Level three offenders, the most likely to molest again, only receive “an average of four months in jail and five years probation” (Poitras). The sentence given to every child molester differs greatly. While some might get ten years in prison, others only get a few months. The reprobates are arrested, sentenced, and, after serving their time, released back into the community as registered offenders. Some of these people fade into obscurity; however, “others commit the same crimes, again, with worse results” (Poitras).

They seem to have learned nothing from their internment. After considerable research, a possible solution for punishment and assistance for the victims of the abusers could be as follows. The first phase of the offender’s punishment (male or female) would be spent in solitary confinement, in a maximum security prison, for whatever amount of time the judge decides. Once the time is served, the prisoner is not paroled back to public life, he moves on to another phase of punishment.

The prisoner is immediately paroled to work in a hospital for the criminally insane. He or she would be assigned such jobs as patient attendants, or feeders, but no clerical positions, or work in transportation, nor any positions of authority. He or she is allowed to earn a wage which is immediately placed in a fund for the families of victims. If the prisoner has a family, it receives one-third of the earnings. At the end of the sentence, the prisoner returns to solitary confinement in a minimum security prison.

After twenty years of work, prisoners may retire to a minimum security prison, where they are allowed to mingle among themselves, for the remainder of their lives. To ensure the safety of not only our future, but ourselves from the horrific acts that take place among us, we must bring justice to the cause. Any person threatening that cause should be punished in such a way that he/she never thinks to ill-treat another child again, for those that are not punished severely will think it safe to commit the crime repeatedly.
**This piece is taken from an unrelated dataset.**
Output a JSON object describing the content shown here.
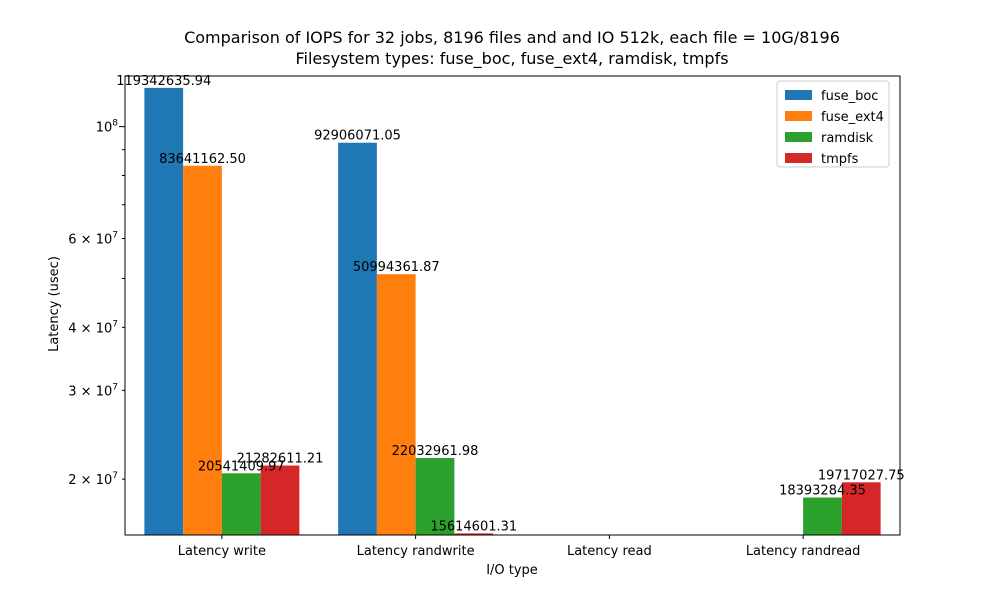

Some might say that life in prison for a child molester is cruel and unusual punishment; prison is supposed to be an institution that keeps criminals who are a threat to society locked up to protect the innocent. Knowing that child predators will likely molest again, we have an obligation to protect our children, and safeguard our future. I have read and understood the guidelines set forth in the Code of Student Life for maintaining WTAMU’s academic integrity, and I attest that the enclosed work adheres to those guidelines.